Essa ousadia comunitária parte da convicção de que o amanhã pode ser diferente
Nestes dias, por todo o mundo, as pessoas dizem umas às outras os votos de feliz ano novo. Há quem acredite que, pelo fato de se falar, o desejo se torna realidade, quase de modo automático. Outros pensam que o próprio desenrolar do tempo faz as coisas ficarem melhores.
Alguns povos tradicionais ainda guardam costumes como, na noite do ano novo, queimar toda a roupa usada e iniciar esse tempo com vestimentas brancas ou novas, símbolo de renovação da vida. Na madrugada do primeiro dia do ano, fieis dos cultos afrodescendentes vão às praias e rios com flores e oferendas aos espíritos do céu e da terra. Em nome de todos os seres humanos, cantam sua disposição de amor e comunhão universal.

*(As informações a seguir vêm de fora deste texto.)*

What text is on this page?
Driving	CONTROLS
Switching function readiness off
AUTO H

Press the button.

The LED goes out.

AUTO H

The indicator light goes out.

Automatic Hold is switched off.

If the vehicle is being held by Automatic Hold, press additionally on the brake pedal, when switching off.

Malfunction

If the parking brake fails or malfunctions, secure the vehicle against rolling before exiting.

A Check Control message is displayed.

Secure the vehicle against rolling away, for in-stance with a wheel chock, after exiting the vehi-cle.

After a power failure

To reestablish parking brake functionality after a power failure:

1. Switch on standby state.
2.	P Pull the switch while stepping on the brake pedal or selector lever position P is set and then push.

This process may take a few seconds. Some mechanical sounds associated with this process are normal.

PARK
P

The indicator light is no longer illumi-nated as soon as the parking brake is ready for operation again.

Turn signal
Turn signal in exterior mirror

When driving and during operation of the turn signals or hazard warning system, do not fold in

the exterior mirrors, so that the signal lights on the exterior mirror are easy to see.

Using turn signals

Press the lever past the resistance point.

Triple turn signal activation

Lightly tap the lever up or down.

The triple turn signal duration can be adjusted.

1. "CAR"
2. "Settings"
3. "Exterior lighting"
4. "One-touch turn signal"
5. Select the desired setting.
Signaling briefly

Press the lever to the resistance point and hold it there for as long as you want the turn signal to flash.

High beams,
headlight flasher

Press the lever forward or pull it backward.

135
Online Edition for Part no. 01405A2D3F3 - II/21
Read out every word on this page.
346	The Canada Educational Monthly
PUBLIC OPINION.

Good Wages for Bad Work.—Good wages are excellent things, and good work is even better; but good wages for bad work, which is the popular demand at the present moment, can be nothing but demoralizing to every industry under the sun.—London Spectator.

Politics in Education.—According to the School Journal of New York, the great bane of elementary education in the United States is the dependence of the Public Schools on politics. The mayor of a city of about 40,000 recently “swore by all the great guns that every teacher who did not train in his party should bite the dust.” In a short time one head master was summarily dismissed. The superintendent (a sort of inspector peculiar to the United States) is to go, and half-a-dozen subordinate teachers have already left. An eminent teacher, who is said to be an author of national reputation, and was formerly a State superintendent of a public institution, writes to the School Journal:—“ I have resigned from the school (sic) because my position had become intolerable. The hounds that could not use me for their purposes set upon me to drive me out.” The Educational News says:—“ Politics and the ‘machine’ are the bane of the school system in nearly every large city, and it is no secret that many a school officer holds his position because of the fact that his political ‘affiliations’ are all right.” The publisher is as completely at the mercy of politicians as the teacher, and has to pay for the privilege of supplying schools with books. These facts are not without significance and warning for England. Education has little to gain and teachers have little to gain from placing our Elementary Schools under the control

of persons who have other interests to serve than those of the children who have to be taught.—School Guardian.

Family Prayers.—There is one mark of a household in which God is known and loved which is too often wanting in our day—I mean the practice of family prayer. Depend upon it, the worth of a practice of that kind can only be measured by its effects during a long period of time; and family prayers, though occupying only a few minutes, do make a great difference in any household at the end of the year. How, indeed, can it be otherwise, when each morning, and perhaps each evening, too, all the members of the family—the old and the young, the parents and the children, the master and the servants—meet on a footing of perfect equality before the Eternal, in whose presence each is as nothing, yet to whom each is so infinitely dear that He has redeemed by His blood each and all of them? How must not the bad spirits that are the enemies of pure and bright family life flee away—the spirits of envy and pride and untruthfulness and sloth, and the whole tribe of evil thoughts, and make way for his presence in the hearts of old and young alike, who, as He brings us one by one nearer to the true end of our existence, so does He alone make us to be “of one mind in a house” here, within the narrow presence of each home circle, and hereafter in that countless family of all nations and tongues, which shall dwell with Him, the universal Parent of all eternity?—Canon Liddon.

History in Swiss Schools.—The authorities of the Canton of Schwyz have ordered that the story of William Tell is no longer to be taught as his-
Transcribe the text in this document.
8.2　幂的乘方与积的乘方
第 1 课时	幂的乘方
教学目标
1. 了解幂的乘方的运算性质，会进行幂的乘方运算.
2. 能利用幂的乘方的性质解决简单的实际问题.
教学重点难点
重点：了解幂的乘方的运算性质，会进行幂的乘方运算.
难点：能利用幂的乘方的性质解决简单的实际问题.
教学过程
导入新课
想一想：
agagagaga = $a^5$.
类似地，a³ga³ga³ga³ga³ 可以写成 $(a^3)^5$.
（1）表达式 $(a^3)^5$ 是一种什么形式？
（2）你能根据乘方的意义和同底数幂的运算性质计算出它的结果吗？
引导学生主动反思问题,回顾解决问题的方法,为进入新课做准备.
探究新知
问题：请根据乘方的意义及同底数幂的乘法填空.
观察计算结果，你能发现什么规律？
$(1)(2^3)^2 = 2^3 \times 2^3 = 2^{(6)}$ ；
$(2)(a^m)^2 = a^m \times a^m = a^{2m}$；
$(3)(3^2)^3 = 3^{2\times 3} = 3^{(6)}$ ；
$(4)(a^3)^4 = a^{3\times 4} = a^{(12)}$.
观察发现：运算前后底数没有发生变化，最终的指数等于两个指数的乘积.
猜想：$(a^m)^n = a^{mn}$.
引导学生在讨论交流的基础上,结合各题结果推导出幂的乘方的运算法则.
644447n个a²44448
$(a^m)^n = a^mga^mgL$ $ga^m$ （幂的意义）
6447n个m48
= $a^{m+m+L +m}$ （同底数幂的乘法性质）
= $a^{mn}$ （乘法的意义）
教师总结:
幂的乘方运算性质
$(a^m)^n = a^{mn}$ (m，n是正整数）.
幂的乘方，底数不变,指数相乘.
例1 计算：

As perspectivas de 2023 para o mundo não parecem otimistas. A ambição das grandes potências, o interesse das indústrias armamentistas e os projetos imperialistas dos Estados Unidos e da Rússia mantêm a guerra na Ucrânia e garantem outras guerras pelo mundo. A ONU ainda tenta salvar a ecologia a partir de projetos capitalistas como entregar a defesa da natureza a grandes empresas. A água continua sendo tratada como mercadoria a ser privatizada. Mesmo sabendo que as pandemias ameaçam toda a humanidade e ninguém se salva sozinho, a Organização Mundial da Saúde ainda se omite em relação à campanha mundial para que todas as vacinas contra vírus sejam gratuitas e para todos e todas.
Na América Latina, o sonho de uma pátria grande solidária exige mais esforços. A guerra dos meios de comunicação contra qualquer transformação do mundo a favor dos empobrecidos continua implacável.
No Brasil, o ano novo foi marcado pela imagem da posse de um novo governo. Na cerimônia, ficou marcada para a história a imagem de um velho índio, a criança negra, a catadora de material reciclável e mais outras pessoas representativas da população mais empobrecida ao subir a rampa do palácio do Planalto com o presidente Lula. Tomara que este gesto tão forte de simbolismo não se dilua na cultura vigente que ainda mantém imensa separação entre governo e sociedade civil. No dia da posse, o ritual prevê o encontro do Presidente eleito com o Congresso e os poderes constituídos, mas o povo é mantido do lado de lá da cerca armada depois do lençol de água que separa o palácio da população. Parece que ao povo compete apenas acenar e aplaudir.
Para que, no Brasil e no mundo, este ano novo se torne realmente um tempo novo, será necessário firmar as bases de uma sociedade civil organizada a partir da inclusão social e de uma educação para a Paz, a não-violência e o diálogo. Sem dúvida, os movimentos populares como o nosso querido MST têm uma função própria e importantíssima de protagonismo social e de renovar a mística revolucionária como alma da caminhada social. As religiões que, durante séculos, conviveram com as desigualdades e as injustiças sociais e muitas vezes as legitimaram, têm agora a função de desenvolver uma espiritualidade libertadora que testemunhe Deus como Amor e não como poder opressor.
No Fórum Social, ocorrido em Túnis, na África, em 2015, havia um grande folder no qual estava escrito: "A humanidade precisa de uma verdadeira revolução. Só a nossa ousadia pode torná-la possível". Essa ousadia comunitária parte da convicção de que o amanhã pode ser diferente. Para os cristãos, nos alegra mais ainda a fé de que, nesse caminho, estamos sempre acompanhado por Jesus ressuscitado que disse a seus discípulos/as: "Eu estarei com vocês todos os dias, até que esse tempo se complete" (Mt 28, 20).